Releases can be found here - https://github.com/DDNStorage/exa-csi-driver/releases
Feature | Feature Status | CSI Driver Version | CSI Spec Version | Kubernetes Version |
---|---|---|---|---|
Static Provisioning | GA | >= 1.0.0 | >= 1.0.0 | >=1.18 |
Dynamic Provisioning | GA | >= 1.0.0 | >= 1.0.0 | >=1.18 |
RW mode | GA | >= 1.0.0 | >= 1.0.0 | >=1.18 |
RO mode | GA | >= 1.0.0 | >= 1.0.0 | >=1.18 |
Expand volume | GA | >= 1.0.0 | >= 1.1.0 | >=1.18 |
StorageClass Secrets | GA | >= 1.0.0 | >=1.0.0 | >=1.18 |
Mount options | GA | >= 1.0.0 | >= 1.0.0 | >=1.18 |
Topology | GA | >= 2.0.0 | >= 1.0.0 | >=1.17 |
Snapshots | GA | >= 2.2.6 | >= 1.0.0 | >=1.17 |
Access mode | Supported in version |
---|---|
ReadWriteOnce | >=1.0.0 |
ReadOnlyMany | >=2.2.3 |
ReadWriteMany | >=1.0.0 |
ReadWriteOncePod | >=2.2.3 |
OpenShift Version | CSI driver Version | EXA Version |
---|---|---|
v4.13 | >=v2.2.3 | v6.3.0 |
v4.14 | >=v2.2.4 | v6.3.0 |
v4.15 | >=v2.2.4 | v6.3.0 |
-
Kubernetes cluster must allow privileged pods, this flag must be set for the API server and the kubelet (instructions):
--allow-privileged=true
-
Required API server and kubelet feature gates for k8s version < 1.16 (skip this step for k8s >= 1.16) (instructions):
--feature-gates=ExpandInUsePersistentVolumes=true,ExpandCSIVolumes=true,ExpandPersistentVolumes=true
-
Mount propagation must be enabled, the Docker daemon for the cluster must allow shared mounts (instructions)
-
MpiFileUtils dtar must be installed on all kubernetes nodes in order to use
dtar
as snapshot utility. Not required iftar
is used for snapshots (default).
Clone or untar driver (depending on where you get the driver)

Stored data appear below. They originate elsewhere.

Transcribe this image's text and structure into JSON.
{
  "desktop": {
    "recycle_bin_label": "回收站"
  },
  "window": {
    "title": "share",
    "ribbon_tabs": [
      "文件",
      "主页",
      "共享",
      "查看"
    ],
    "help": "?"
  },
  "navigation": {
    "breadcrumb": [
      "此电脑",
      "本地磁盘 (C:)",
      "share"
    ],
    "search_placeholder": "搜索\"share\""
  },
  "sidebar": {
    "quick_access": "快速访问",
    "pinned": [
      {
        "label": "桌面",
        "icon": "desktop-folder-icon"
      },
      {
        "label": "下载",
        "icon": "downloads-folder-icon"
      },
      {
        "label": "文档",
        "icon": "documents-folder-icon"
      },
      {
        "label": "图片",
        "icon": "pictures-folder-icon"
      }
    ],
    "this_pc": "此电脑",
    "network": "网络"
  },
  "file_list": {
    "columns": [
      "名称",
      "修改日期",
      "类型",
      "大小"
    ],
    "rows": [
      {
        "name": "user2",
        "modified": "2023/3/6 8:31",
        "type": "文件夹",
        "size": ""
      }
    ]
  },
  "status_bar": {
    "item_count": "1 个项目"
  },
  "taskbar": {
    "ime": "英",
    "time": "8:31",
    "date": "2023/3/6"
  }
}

git clone -b <driver version> https://github.com/DDNStorage/exa-csi-driver.git /opt/exascaler-csi-file-driver
e.g:-
git clone -b 2.2.4 https://github.com/DDNStorage/exa-csi-driver.git /opt/exascaler-csi-file-driver
or
rpm -Uvh exa-csi-driver-1.0-1.el7.x86_64.rpm
Internal OpenShift image registry needs to be patched to allow building lustre modules with KMM.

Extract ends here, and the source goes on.